Aston Villa have done it. They have qualified for the Champions League. And in doing so, they have accidentally created a new aristocracy that makes the actual British peerage look like a hastily assembled pub quiz team.
Ollie Watkins scored twice against Liverpool on Sunday to seal fourth place, and somewhere in the Midlands, a supporter named Derek has already commissioned a coat of arms and is currently researching whether his local council will permit a moat around his semi-detached house. This is no longer football. This is the founding of a dynasty. Possibly a cursed one, but a dynasty nonetheless.
The scenes after the final whistle told you everything you needed to know about how Villa fans have reframed this entire season. This was not a well-fought competition where a mid-table club played intelligent football and accumulated enough points to finish fourth. This was a coronation. Somewhere, someone was definitely waving a tablecloth like it was a royal standard. The commentator was probably calling it “historic” before the ball had even left the pitch. Historic. As if Villa had just invented the wheel rather than finishing above Liverpool in a single season.
Liverpool, for context, are the defending champions of Europe. Or were. Or will be again. The timeline has become genuinely confusing. But Villa fans do not care about timelines. They care about the fact that their club—the one that was genuinely fighting relegation not so long ago—has now transcended mere sporting success and entered the realm of medieval fantasy role-play. One fan on social media has already suggested that Aston Villa should recruit a “Knight of the Round Table” to strengthen their midfield for Europe. He was serious. He was deadly serious. He had calculated transfer fees and everything.
This is what Champions League qualification does to a fanbase. It does not matter that Villa will almost certainly be eliminated in the group stage by Real Madrid and Celtic. It does not matter that their European infrastructure is held together by optimism and a spreadsheet from 2003. What matters is that they are in. They are seated at the high table. They are royalty now, and every supporter with a season ticket has mentally drafted a succession plan.
The truly magnificent part of this story is that Villa are actually a reasonably good football team. Unai Emery has done impressive work. They have talent. They have structure. They have a manager who knows what he is doing, which is more than most clubs can say. But that is not the narrative that has taken hold. The narrative is that Villa are the underdogs who have overcome the established order, and therefore they must be treated with the reverence usually reserved for people who have actually achieved something historically significant. They have not. They have finished fourth in England. It happens every year. Usually to Tottenham, which makes it even funnier.
But here is the thing that almost makes you respect the delusion: Villa fans are not wrong about the scale of what has happened at their club.

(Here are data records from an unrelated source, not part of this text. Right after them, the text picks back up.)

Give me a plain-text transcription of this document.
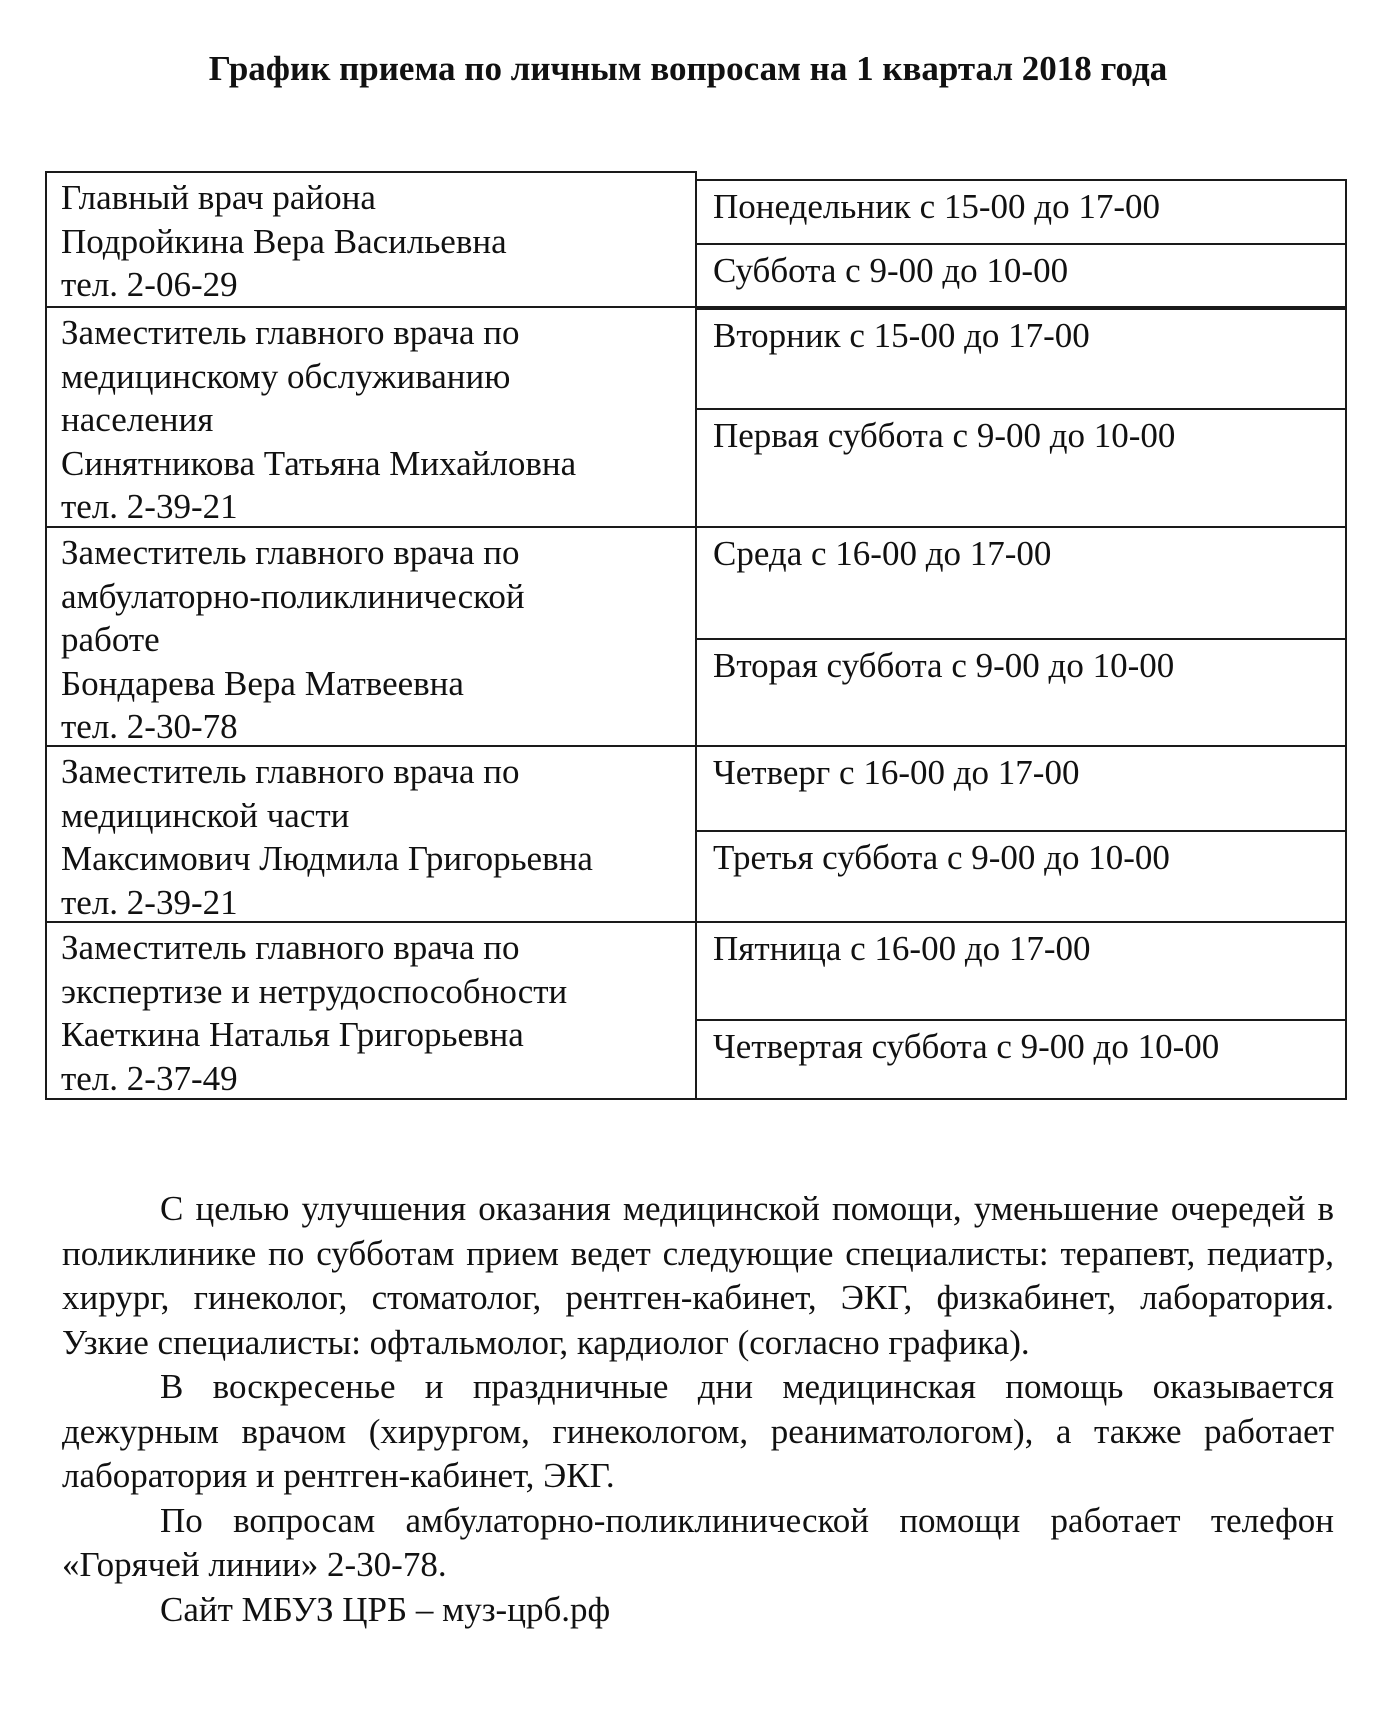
График приема по личным вопросам на 1 квартал 2018 года
Главный врач района
Подройкина Вера Васильевна
тел. 2-06-29
Понедельник с 15-00 до 17-00
Суббота с 9-00 до 10-00
Заместитель главного врача по
медицинскому обслуживанию
населения
Синятникова Татьяна Михайловна
тел. 2-39-21
Вторник с 15-00 до 17-00
Первая суббота с 9-00 до 10-00
Заместитель главного врача по
амбулаторно-поликлинической
работе
Бондарева Вера Матвеевна
тел. 2-30-78
Среда с 16-00 до 17-00
Вторая суббота с 9-00 до 10-00
Заместитель главного врача по
медицинской части
Максимович Людмила Григорьевна
тел. 2-39-21
Четверг с 16-00 до 17-00
Третья суббота с 9-00 до 10-00
Заместитель главного врача по
экспертизе и нетрудоспособности
Каеткина Наталья Григорьевна
тел. 2-37-49
Пятница с 16-00 до 17-00
Четвертая суббота с 9-00 до 10-00

С целью улучшения оказания медицинской помощи, уменьшение очередей в поликлинике по субботам прием ведет следующие специалисты: терапевт, педиатр, хирург, гинеколог, стоматолог, рентген-кабинет, ЭКГ, физкабинет, лаборатория. Узкие специалисты: офтальмолог, кардиолог (согласно графика).

В воскресенье и праздничные дни медицинская помощь оказывается дежурным врачом (хирургом, гинекологом, реаниматологом), а также работает лаборатория и рентген-кабинет, ЭКГ.

По вопросам амбулаторно-поликлинической помощи работает телефон «Горячей линии» 2-30-78.

Сайт МБУЗ ЦРБ – муз-црб.рф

They have genuinely turned around a sinking ship. The trajectory is real. The improvement is real. The football is often genuinely excellent. Watkins is a brilliant player. The squad has been assembled with care. This is not a fluke. This is a club that has made correct decisions for three consecutive seasons, which in modern football is basically alchemy.
So when fans talk about a new era, about dynasties, about knights and round tables and royal coronations, they are not entirely mad. They are just expressing something true through the medium of complete absurdity. It is the only language modern football fans have left. We cannot simply say “Villa have qualified for the Champions League and that is a good achievement.” We must instead declare it the birth of a new world order. We must suggest that this single fourth-place finish means they will dominate Europe for the next decade. We must, apparently, start researching heraldry.
The real question is what happens next. Villa will go to Europe. They will probably lose to someone better. The fans will return to earth. The medieval fantasy will fade. And then, in five years, when Villa are genuinely contending for the Premier League title—and they might be, because they have actually built something sustainable—nobody will remember the absurdity of this moment. They will just remember that this was when it started. This was the coronation. This was the moment when Aston Villa stopped being a football club and became a dynasty in waiting.
Which, to be fair, is exactly what every club thinks about itself after a decent season. The difference is that Villa fans are more honest about how ridiculous the whole thing is. They know they are not royalty. They are just acting like it because the alternative—admitting that football is a chaotic sport where outcomes are never guaranteed and fourth place means almost nothing in the long run—is far too depressing to contemplate on a Sunday afternoon in May.